Enfin le troisième nom que l’on trouve parmi les pionniers est celui de KHARLEMPIEV. Ce dernier était un élève d’OSHCHEPKOV. Il en reprit le travail de synthèse et le 9 juin 1938 il participa à une démonstration devant les dirigeants soviétiques. Il affronta plusieurs adversaires issues des différentes contrées russes et sortit vainqueur de tous ses combats. Il insista sur le fait que sa discipline, supérieure à toutes les autres, ne pouvait être qu’une invention soviétique, masquant ainsi l’influence des autres arts martiaux et notamment du judo. A la suite de cette démonstration, le sambo fut officiellement reconnu sport national par les instances russes le 16 novembre 1938. Dans le même temps, KHARLEMPIEV devint pour les soviétiques le père de la discipline jusqu’à la réhabilitation d’OSHCHEPKOV. Longtemps confiné à l’intérieur des frontières de l’ex-URSS, le sambo s’exportera à l’étranger à partir des années 60. Il fut intégré comme troisième style au sein la Fédération Internationale de Lutte Amateur (FILA) en 1966/67.

LE SAMBO EN FRANCE

Le sambo fut officiellement introduit en France en 1972 par l’intermédiaire de la Fédération Française de Lutte (FFL).

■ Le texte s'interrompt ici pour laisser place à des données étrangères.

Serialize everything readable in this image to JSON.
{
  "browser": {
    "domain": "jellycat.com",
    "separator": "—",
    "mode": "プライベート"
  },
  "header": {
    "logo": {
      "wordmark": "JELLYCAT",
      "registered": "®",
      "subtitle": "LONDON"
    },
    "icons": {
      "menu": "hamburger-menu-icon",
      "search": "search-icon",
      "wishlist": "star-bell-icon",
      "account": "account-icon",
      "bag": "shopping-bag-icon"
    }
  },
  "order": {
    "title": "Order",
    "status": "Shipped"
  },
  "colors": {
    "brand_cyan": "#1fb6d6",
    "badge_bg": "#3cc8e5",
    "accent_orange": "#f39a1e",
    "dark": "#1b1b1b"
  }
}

Devenant le 3ème style aux côtés de la lutte libre et de la lutte gréco-romaine, il prit son essor dans notre pays. Les premiers critériums nationaux furent organisés en 1973. En 1985, la séparation avec la lutte aboutit à la création de la Fédération Française Amateur de Sambo (FFAS). Etienne LABROUSSE fut élu président de cette structure. Le développement du sambo se poursuivit et la France terminera première nation mondiale en 1995. Malheureusement, en 1999 des différents entre dirigeants éclatèrent. Devant ces mésententes, le TGI de Dignes les Bains prononça la liquidation de la FFAS en 2001, notre discipline perdant à cette occasion son agrément ministériel. En 2008, le sambo fut réintégré à la fédération Française de lutte, récupérant de surcroit l’agrément ministériel.